Pombolo plante, in Kinshasa einen kleinen Laden zu eröffnen und Kleider zu verkaufen. Sie erstellte einen Businessplan, der nötig ist, um die Rückkehrhilfe des Bundes beanspruchen zu können. Ihr Projekt wurde vom Bundesamt für Migration (BFM) akzeptiert; nach ihrer Ankunft in Kinshasa im Jahr 2009 zahlte ihr die Internationale Organisation für Migration das Startkapital von rund 4000 Franken aus.

2013 machten über 3000 Personen von der Rückkehrhilfe Gebrauch. Allerdings erhalten längst nicht alle RückkehrerInnen die Möglichkeit, ein Projekt in ihrem Herkunftsland umzusetzen. Denn in vielen Fällen bezahlen die Behörden nur eine minimale Rückkehrhilfe.

Auf der Website des BFM sind zahlreiche Erfolgsgeschichten von Flüchtlingen zu lesen, die dank der Rückkehrhilfe ein neues Leben im Herkunftsland beginnen konnten. Die Geschichte von Meggiy Pombolo macht allerdings deutlich, wie schwierig ein Neuanfang sein kann. Das Schweizer Fernsehen drehte damals einen Dokumentarfilm über ihre Rückkehr. Ein Reporter filmte sie, während sie ihre Rückreise vorbereitete, und besuchte sie ein Jahr später im Kongo.

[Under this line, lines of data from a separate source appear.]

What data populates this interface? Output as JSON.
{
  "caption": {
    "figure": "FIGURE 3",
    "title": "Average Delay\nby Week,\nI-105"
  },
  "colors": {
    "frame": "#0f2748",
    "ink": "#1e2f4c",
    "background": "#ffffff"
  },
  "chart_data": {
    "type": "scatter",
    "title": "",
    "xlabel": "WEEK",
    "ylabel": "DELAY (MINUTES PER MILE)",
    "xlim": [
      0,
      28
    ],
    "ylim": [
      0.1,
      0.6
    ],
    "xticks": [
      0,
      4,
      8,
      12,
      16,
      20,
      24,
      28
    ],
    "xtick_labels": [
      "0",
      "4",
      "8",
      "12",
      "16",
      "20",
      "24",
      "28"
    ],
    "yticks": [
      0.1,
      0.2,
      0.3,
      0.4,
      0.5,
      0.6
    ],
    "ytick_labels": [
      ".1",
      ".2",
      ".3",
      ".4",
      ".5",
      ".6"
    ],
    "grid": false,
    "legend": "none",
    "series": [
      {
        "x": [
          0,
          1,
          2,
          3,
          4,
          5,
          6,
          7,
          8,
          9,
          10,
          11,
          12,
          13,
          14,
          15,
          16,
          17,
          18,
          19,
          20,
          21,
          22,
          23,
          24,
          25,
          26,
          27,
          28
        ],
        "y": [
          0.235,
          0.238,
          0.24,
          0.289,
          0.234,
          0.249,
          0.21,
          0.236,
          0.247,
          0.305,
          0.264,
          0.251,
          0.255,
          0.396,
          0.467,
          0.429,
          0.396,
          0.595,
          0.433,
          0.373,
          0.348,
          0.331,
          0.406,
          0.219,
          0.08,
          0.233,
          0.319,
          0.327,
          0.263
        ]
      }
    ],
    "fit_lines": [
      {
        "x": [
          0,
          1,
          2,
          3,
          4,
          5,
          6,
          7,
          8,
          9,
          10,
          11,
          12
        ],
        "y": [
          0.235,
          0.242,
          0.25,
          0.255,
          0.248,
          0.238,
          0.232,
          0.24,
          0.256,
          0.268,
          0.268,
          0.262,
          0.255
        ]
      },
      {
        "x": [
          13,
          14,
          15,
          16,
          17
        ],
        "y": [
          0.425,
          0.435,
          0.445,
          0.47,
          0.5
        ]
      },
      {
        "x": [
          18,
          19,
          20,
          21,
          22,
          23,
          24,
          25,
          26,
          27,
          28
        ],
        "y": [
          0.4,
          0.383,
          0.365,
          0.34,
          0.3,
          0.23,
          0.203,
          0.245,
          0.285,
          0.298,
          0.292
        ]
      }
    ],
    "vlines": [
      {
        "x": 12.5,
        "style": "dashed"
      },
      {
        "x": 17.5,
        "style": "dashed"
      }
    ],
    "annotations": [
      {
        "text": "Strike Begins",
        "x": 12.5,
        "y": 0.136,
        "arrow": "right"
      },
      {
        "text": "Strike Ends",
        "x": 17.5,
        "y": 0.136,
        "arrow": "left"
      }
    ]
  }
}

Heute bereut sie es, bei diesem Filmprojekt mitgemacht zu haben. Der Filmemacher habe viele Dinge ausgeblendet, die ihr wichtig gewesen seien. Sie wollte auch über die Schwierigkeiten reden, mit denen sie zu kämpfen hatte. In Kinshasa fühlte sie sich fremd und nicht akzeptiert. «Sie wollen mich weder im Kongo noch in der Schweiz. Ich kann mich verbiegen, wie ich will, ich passe nirgends rein», sagt Pombolo. Doch der Film erzählte die Geschichte einer erfolgreichen Rückkehrerin, die es geschafft hat, in ihrer «Heimat» eine Existenz aufzubauen. «Ich wurde als Beispiel missbraucht, um zu zeigen: Ihr könnt die Leute zurückschicken.» Meggiy Pombolo ist überzeugt, dass ihr der Film geschadet hat, viele KongolesInnen hätten sie dafür kritisiert. Ihr gelang es zwar mit Unterstützung von Bekannten aus der Schweiz, eine kleine Boutique in Kinshasa zu eröffnen. Doch 2011 wurde ihr Laden angegriffen und komplett zerstört. Noch einmal musste sie von vorne anfangen und alles wieder aufbauen.

Gesuch erneut abgelehnt

Seit Ende Oktober 2013 ist Meggiy Pombolo wieder in der Schweiz. Eine Freundin hat sie eingeladen und ihr dabei geholfen, ein Visum zu erhalten. Eigentlich wollte sie nur drei Monate bleiben, aber im November wurde ihre Boutique während ihrer Abwesenheit ein zweites Mal ausgeraubt. Das mache ihr Angst, sagt die 39-Jährige, sie fürchte, dass diese Leute auch ihr etwas antun könnten. Doch ihr erneutes Asylgesuch wurde abgelehnt, die Behörden wollen nun ihre Rückreise organisieren. Meggiy Pombolo wirkt müde und erschöpft, nachts kann sie nicht schlafen. Nicht zu wissen, wie es weitergeht, belastet sie sehr. «Jetzt habe ich genug, sie haben gewonnen. Ich habe keine Kraft mehr, ich mag nicht mehr kämpfen.» Die zahlreichen Enttäuschungen und Rückschläge haben bei ihr deutliche Spuren hinterlassen – und trotzdem, ganz aufgegeben hat Pombolo nicht: «Vielleicht habe ich ja doch noch eine Chance.»